SCHMITT: This is something that is explicitly contemporary because of the relationship between video documentation and social media and dance communities.
MIRABILE: I come at this question with my unapologetic disposition that the lens is often inhibitive, in that the final product of documentation (when related to performance art) almost never depicts what actually happened in the heat and the sweat of the room. This is an ongoing disappointment.
SCHMITT: What prompted this discussion, however, is the repeated and mainstream relationship between cinema and dance: this is not dance for the stage, this is dance staged for film (or even, for your purposes, to be recorded and archived). When the camera is involved, its intent is to create and record an image and to proliferate and be repeated.

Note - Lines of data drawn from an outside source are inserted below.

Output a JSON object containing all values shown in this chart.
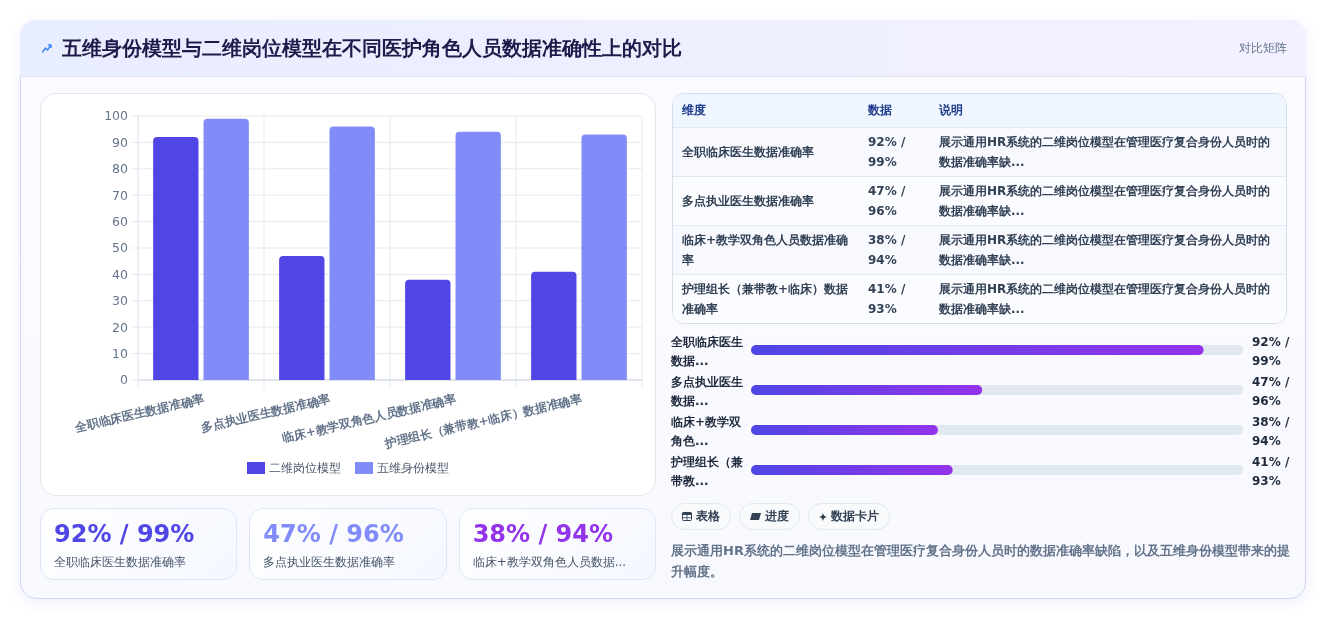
{
  "chart_data": [
    {
      "type": "other",
      "title": "五维身份模型与二维岗位模型在不同医护角色人员数据准确性上的对比",
      "subtitle": "对比矩阵"
    },
    {
      "type": "bar",
      "categories": [
        "全职临床医生数据准确率",
        "多点执业医生数据准确率",
        "临床+教学双角色人员数据准确率",
        "护理组长（兼带教+临床）数据准确率"
      ],
      "series": [
        {
          "name": "二维岗位模型",
          "color": "#4f46e5",
          "values": [
            92,
            47,
            38,
            41
          ]
        },
        {
          "name": "五维身份模型",
          "color": "#818cf8",
          "values": [
            99,
            96,
            94,
            93
          ]
        }
      ],
      "ylim": [
        0,
        100
      ],
      "yticks": [
        0,
        10,
        20,
        30,
        40,
        50,
        60,
        70,
        80,
        90,
        100
      ],
      "grid": true,
      "legend": "bottom"
    },
    {
      "type": "other",
      "categories": [
        "全职临床医生数据准确率",
        "多点执业医生数据准确率",
        "临床+教学双角色人员数据准确率",
        "护理组长（兼带教+临床）数据准确率"
      ],
      "value_labels": [
        "92% / 99%",
        "47% / 96%",
        "38% / 94%",
        "41% / 93%"
      ],
      "annotations": [
        "维度",
        "数据",
        "说明",
        "展示通用HR系统的二维岗位模型在管理医疗复合身份人员时的数据准确率缺...",
        "展示通用HR系统的二维岗位模型在管理医疗复合身份人员时的数据准确率缺...",
        "展示通用HR系统的二维岗位模型在管理医疗复合身份人员时的数据准确率缺...",
        "展示通用HR系统的二维岗位模型在管理医疗复合身份人员时的数据准确率缺..."
      ]
    },
    {
      "type": "bar",
      "orientation": "horizontal",
      "categories": [
        "全职临床医生数据...",
        "多点执业医生数据...",
        "临床+教学双角色...",
        "护理组长（兼带教..."
      ],
      "values": [
        92,
        47,
        38,
        41
      ],
      "value_labels": [
        "92% / 99%",
        "47% / 96%",
        "38% / 94%",
        "41% / 93%"
      ],
      "color": "#4f46e5",
      "xlim": [
        0,
        100
      ],
      "tick_labels": "y"
    },
    {
      "type": "other",
      "categories": [
        "全职临床医生数据准确率",
        "多点执业医生数据准确率",
        "临床+教学双角色人员数据..."
      ],
      "value_labels": [
        "92% / 99%",
        "47% / 96%",
        "38% / 94%"
      ]
    },
    {
      "type": "other",
      "annotations": [
        "表格",
        "进度",
        "数据卡片",
        "展示通用HR系统的二维岗位模型在管理医疗复合身份人员时的数据准确率缺陷，以及五维身份模型带来的提升幅度。"
      ]
    }
  ]
}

MIRABILE: I think that in film we have the control of the frame in which movement and dance becomes a part of the composition and inevitably adds to rather than subtracts from meaningfulness. The frame has a motive to capture the psychology of the body in a given context. Often, when I make performance that is being filmed, I ask the performers to look at the camera as a face they are responding to. Facial expression is a big part of my practice. I want to elicit a response from the other side.
SCHMITT: This is interesting, as I know in Madeline’s case, she’ll often inhibit or even restrict the focus on facial expression.
MIRABILE: Looking someone in the eye is impactful. I think it has something to do with being seen and being heard, seeing and hearing someone else. It feels less aggressive in theory than it is in practice. This may be because we have learned to ignore the remarks. To make a statement by looking back is a political act or statement because it says “I’m worthy” or “I’m here,” “I’m alive.” It’s perhaps poetically idealistic and at the same time a thrill, but it’s still dangerous in real life. In film, or organized performance art, it’s safer. I’d like to believe we have arrived at a different place today, but I’m not sure.